Hello to all you lovely people taking time out of your day to read my
blog! I really do appreciate seeing that people actually read this and
I’m not just talking to myself for 500 some words. I don’t have people
here to tell about my day, so seeing that people back home take the time
to check up on me makes me happy, so thank you.
Today was a pretty
plain day. Class this morning was at Palatine Hill which was pretty
cool and made me happy because Palatine is familiar to me even though
the hill is obviously nothing like the town back home. We walked around
and learned the history of the architecture for 2 and a half hours and
then class was over and we basically had free realms to do whatever we
wanted. I decided to hang around Palatine Hill a little bit longer than
the rest of my class because I was bound and determined to find a sign
that said Palatine on it to take a picture with.
Once my mission was
accomplished I headed back to the train station and headed back to my
apartment. We were supposed to have wine tasting through our school, but
it got rescheduled to tomorrow, so I decided to take a nap because I
was exhausted and could hardly keep my eyes open for whatever reasoning.
I’ve basically been hanging around my apartment all day today because I
don’t really know what to do with myself.
I did figure out how to use
the washer in my apartment though, so I did a load of laundry. When I
say figure out, I really mean google how to work it, try to follow the
google instructions and when that didn’t work just kind of press the
least harmful looking buttons. It ended up working out though and I
don’t think anything got screwed up, so that’s good. I’ve hung around
making little small talk with my roommates when they’re around, but they
both have two classes so they’re not around very often during the day.
I
realized today I’m not so much homesick anymore, rather lonely.
Homesick would imply I miss home and I’m uncomfortable here, but I think
at this point I’m pretty comfortable here. I do miss home, but lots of
people can miss home without being homesick. Home is just a place of
comfort. I really do miss people. Someone to talk to about something
that happened to me or literally just to talk to about anything. I don’t
have that here. At all. And it makes me really sad to think about. I
think thus far in my life I’ve been blessed in the fact that I’ve ALWAYS
had someone whether it was my family or friends. Here, I can message
people back home, but it’s not the same as literally having a
conversation. That’s probably one of the things I miss the most. Most
conversations I have here are pretty surface level. I just miss
relationships I guess. It’s really nice when I do get to talk to people
at home though regardless of it being a legitimate conversation or just
messaging.

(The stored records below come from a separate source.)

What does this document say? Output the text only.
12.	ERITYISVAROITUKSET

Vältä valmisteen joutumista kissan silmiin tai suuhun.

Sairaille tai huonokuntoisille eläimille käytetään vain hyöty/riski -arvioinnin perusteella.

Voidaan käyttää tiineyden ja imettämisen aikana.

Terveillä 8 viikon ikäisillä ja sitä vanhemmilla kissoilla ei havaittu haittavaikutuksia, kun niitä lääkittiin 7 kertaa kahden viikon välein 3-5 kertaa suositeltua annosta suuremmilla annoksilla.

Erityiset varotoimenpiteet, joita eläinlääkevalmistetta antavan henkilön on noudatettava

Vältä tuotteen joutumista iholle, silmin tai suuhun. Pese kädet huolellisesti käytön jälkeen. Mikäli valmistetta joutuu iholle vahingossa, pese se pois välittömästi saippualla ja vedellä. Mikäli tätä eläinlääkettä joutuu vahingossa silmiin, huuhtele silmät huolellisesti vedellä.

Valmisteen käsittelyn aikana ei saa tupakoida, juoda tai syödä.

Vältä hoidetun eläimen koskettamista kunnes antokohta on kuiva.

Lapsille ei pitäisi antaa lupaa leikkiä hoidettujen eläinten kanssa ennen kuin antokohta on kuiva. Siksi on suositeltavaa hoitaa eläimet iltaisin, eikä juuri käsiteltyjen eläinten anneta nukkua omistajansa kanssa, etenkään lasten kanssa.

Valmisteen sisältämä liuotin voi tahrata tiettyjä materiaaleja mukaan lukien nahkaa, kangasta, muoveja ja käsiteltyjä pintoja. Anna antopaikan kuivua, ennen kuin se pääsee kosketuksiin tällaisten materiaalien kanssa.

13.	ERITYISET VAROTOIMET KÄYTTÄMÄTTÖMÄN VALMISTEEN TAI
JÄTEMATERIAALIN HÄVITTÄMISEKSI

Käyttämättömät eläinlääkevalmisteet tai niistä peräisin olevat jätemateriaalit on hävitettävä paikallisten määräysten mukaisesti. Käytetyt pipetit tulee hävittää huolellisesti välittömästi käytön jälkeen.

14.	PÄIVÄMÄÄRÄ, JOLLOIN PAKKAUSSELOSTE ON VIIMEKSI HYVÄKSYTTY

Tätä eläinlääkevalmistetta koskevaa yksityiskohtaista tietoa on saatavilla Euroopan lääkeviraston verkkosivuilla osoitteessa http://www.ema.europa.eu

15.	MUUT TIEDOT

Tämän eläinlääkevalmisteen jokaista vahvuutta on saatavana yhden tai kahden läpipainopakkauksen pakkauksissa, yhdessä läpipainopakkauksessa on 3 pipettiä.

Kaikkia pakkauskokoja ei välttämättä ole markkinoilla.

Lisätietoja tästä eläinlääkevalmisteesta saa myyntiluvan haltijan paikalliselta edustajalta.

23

I don’t see anything changing soon, but part of me is
optimistic that it will and I’ll have a real friendship here and not
just acquaintances. And if not, the rest of this month is probably just
going to be a pretty quiet one until my family gets here or until I
possibly get the opportunity to visit friends in Germany. I don’t mean
to say any of this to sound like I’m writing a little sob story. That’s
not what I’m trying to do at all, but this blog is kind of serving as my
own personal diary while I’m here as well, so I’m kind of just putting
my thoughts down.
As for actual real life happening right now, I think
I’m going to take a shower and then watch a movie I borrowed from my
school. Will it be Alfred Hitchcock’s Psycho or il Padrino (The
Godfather)? (My school has a very select library most of which consist
of the fact that the story takes place in Italy or a mobster movie for
whatever reasoning.) That’s all for tonight–until tomorrow–arrivederci!